Após a localização do forame apical radicular com a lima #10, foi inserida uma lima K-Flexofile #25 (Maillefer Instruments Holding Sarl, Ballaigues, Suíça), observando-se se atingiria o forame radicular. Nos casos em que a lima #25 não atingiu o forame, prosseguiu-se o preparo das amostras. Os forames radiculares foram ajustados no plano axial mediante o uso de limas K-Flexofile #10, #15 e #20 sequencialmente, irrigados com cloreto de sódio (NaCl) 0,9%. Dessa forma, os forames passaram a ter diâmetros de 0,20 mm. Só então os canais radiculares foram aspirados, preenchidos com solução de EDTA a 17% (Mln Farmácia de Manipulação Ltda. - Epp, Bahia, Brasil) durante um minuto, e recapitulados com a lima #10. A seguir, foram irrigados com seis mililitros de solução de hipoclorito de sódio a 2,5%, NaOCl, (Indústria Anhembi, São Paulo, Brasil), durante 30 segundos, recapitulados com #10 e mais seis mililitros de NaCl 0,9%. Por fim, os canais foram secos com cones de papel absorvente esterilizados.

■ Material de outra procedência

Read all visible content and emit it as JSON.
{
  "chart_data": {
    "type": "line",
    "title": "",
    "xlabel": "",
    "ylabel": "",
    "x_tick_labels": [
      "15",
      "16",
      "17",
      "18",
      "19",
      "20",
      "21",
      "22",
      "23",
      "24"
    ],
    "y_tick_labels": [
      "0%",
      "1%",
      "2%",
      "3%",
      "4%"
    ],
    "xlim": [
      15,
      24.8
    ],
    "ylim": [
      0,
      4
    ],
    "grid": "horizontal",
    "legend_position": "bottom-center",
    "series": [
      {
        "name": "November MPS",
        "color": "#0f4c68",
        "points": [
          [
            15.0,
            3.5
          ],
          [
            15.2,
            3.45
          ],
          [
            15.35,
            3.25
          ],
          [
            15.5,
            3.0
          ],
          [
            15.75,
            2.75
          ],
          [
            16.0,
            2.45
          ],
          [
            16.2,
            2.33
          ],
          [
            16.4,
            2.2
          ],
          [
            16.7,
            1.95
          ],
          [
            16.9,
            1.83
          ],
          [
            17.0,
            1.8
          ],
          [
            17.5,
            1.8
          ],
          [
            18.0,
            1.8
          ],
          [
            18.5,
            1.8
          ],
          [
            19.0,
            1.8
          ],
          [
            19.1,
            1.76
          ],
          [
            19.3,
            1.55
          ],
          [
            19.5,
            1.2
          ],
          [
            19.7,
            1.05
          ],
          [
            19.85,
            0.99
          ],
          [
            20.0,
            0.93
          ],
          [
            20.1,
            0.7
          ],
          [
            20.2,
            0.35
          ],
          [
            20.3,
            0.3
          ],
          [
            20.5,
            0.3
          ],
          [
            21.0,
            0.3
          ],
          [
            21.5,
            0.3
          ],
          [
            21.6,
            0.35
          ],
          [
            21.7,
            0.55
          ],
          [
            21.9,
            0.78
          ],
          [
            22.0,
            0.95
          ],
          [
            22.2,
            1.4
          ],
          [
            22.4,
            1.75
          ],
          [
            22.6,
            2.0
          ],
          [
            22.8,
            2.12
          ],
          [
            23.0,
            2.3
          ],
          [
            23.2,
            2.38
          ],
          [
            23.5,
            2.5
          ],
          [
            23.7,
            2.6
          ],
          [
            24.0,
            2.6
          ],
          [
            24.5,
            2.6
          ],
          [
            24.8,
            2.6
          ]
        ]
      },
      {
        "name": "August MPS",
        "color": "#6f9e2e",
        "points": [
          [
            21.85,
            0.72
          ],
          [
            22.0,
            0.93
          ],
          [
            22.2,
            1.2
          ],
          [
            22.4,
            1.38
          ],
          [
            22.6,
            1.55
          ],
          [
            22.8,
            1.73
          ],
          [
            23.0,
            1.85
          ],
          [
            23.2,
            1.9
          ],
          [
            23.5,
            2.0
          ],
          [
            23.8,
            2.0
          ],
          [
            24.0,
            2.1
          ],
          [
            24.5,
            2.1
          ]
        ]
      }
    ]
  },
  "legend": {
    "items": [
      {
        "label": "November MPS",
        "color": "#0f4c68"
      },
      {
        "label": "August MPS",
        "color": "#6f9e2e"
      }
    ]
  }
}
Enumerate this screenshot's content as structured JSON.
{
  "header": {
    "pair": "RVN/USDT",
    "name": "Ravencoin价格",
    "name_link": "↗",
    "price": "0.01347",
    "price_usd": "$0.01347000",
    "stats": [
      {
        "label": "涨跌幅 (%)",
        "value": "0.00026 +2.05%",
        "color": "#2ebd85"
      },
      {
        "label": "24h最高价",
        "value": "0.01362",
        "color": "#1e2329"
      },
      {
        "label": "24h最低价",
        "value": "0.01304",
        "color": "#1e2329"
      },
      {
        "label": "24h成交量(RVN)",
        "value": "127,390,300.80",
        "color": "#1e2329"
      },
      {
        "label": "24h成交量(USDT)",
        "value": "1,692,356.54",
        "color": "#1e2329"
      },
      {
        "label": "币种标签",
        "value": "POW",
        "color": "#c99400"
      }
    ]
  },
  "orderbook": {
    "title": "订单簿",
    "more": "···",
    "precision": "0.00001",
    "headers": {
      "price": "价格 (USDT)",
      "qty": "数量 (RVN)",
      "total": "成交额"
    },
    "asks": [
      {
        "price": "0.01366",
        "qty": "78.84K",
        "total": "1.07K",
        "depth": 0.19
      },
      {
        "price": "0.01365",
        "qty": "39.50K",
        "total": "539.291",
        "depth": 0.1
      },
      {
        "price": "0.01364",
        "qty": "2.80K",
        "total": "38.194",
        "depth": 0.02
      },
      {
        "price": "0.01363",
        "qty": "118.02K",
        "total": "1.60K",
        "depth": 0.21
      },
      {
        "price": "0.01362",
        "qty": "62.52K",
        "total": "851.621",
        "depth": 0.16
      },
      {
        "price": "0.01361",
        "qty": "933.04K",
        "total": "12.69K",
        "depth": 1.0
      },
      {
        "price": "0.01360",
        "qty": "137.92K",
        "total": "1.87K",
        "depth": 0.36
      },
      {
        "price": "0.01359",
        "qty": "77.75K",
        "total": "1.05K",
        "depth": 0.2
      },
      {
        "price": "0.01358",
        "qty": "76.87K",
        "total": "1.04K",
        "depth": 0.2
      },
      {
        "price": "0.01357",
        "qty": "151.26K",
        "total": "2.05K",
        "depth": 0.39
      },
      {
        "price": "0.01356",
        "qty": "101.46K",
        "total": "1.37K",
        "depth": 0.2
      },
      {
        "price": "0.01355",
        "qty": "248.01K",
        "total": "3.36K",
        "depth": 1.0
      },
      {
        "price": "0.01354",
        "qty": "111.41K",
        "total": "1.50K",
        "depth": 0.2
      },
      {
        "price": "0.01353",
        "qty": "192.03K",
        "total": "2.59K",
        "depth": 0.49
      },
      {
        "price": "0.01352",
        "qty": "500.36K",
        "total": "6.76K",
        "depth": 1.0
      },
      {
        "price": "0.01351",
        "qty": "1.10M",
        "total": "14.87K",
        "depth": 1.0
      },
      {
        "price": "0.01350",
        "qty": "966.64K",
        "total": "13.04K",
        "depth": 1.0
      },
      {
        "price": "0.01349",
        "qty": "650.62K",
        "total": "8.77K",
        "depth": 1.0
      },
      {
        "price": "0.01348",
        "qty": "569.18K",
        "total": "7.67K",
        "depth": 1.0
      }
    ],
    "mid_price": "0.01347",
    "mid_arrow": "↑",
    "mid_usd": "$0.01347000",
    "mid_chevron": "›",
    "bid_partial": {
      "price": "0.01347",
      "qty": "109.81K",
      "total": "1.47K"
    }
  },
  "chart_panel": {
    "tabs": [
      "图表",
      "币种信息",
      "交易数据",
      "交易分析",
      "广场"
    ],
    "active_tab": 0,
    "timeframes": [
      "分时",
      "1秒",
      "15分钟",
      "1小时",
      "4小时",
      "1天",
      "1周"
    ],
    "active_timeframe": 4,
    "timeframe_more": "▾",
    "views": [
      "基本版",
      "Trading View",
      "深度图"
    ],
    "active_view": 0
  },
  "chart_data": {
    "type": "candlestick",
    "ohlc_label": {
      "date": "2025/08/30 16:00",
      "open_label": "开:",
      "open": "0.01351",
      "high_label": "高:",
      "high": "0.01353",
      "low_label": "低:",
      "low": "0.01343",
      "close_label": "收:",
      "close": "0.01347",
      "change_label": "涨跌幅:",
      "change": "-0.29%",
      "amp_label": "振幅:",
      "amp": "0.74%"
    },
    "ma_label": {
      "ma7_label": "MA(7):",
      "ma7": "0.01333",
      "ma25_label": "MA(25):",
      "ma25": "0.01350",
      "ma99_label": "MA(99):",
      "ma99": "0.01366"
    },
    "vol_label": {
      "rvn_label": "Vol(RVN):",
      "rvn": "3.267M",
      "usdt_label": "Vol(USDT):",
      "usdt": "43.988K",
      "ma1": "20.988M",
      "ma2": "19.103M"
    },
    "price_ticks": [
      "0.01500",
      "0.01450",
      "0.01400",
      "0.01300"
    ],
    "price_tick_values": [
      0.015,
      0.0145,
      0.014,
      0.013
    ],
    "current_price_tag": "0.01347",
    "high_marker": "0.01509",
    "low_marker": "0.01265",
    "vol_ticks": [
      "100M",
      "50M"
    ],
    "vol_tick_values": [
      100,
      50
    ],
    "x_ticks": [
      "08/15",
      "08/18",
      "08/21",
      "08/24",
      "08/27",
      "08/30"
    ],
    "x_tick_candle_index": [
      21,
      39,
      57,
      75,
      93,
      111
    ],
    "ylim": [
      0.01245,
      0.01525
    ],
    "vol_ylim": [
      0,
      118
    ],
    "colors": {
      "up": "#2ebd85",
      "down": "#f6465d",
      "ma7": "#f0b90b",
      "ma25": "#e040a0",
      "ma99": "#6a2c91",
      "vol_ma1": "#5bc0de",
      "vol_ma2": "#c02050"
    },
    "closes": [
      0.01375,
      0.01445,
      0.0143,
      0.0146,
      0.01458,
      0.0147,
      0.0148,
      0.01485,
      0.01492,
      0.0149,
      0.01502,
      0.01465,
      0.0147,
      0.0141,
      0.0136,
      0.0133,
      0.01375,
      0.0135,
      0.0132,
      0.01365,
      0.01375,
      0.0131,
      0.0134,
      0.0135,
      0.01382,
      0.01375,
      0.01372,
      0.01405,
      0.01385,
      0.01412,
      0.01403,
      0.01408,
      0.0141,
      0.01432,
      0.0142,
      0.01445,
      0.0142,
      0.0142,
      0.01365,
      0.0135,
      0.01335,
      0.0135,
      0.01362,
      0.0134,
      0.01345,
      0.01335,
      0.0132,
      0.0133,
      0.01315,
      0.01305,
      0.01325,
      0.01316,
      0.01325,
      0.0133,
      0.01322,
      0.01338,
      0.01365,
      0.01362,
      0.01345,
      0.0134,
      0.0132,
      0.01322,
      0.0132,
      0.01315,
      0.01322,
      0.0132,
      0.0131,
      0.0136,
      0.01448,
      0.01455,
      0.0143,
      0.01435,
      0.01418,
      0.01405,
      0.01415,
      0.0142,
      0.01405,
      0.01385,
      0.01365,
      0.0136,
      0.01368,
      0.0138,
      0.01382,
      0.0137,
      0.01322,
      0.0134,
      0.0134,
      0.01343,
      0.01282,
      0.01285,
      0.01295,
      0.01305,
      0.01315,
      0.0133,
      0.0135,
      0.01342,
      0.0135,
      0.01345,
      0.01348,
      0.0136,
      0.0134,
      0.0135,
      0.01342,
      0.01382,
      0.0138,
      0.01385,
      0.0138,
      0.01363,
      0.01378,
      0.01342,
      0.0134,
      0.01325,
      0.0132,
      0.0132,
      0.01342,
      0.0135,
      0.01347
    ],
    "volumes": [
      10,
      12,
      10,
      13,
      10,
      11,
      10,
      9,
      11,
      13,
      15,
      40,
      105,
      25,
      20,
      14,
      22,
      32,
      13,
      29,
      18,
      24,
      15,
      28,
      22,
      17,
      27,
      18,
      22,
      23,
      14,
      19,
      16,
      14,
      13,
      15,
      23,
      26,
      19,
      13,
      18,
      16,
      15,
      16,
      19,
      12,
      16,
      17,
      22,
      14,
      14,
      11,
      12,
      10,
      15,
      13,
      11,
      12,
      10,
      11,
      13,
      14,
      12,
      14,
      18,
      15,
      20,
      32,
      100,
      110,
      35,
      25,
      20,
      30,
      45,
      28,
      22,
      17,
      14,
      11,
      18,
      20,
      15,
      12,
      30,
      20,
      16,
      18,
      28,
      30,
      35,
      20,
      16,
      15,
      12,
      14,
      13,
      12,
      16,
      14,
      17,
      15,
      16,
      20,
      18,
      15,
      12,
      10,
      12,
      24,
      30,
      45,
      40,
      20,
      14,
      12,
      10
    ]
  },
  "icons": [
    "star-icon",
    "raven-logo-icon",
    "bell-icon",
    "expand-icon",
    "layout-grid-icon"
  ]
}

As coroas foram removidas com o uso de discos diamantados dupla face nº7016 KG®Sorensen e as raízes separadas para obtenção dos corpos de prova (CPs), isto é, amostras, com, no mínimo 16 mm de comprimento a partir de seu forame radicular. A demarcação da linha de secção foi feita utilizando-se um compasso de ponta seca e grafite, com a ponta seca posicionada no forame radicular e a ponta grafite delimitando onde foi feito o corte em torno da raiz e coroa. Todos os dentes foram numerados e, após a separação das raízes, além da numeração, os CP passaram a ser sinalizados como vestibular (V) ou palatino (P).
Grupos Experimentais
Foram 12 grupos experimentais divididos de acordo com o tipo de instrumentação (rotatória contínua ou reciprocante), o comprimento de instrumentação (no forame apical, um milímetro aquém ou além do forame apical) e o tipo de substância irrigadora (NaCl ou NaOCl), além dos grupos controles positivo e negativo. Após verificar compatibilidade com os critérios de inclusão e exclusão, foram selecionados 66 pré-molares superiores humanos birradiculares cujas raízes separadas totalizaram 132 CP, distribuídos por sorteio em dez unidades para cada um dos grupos experimentais e seis unidades em cada um dos grupos controles, de acordo com o Quadro 1, observando que cada grupo possuía metade de suas amostras sorteadas em raízes vestibulares e a outra metade sorteadas em raízes palatinas. É importante relatar que, após a distribuição dos corpos de prova, foi feito um novo sorteio para definição dos grupos.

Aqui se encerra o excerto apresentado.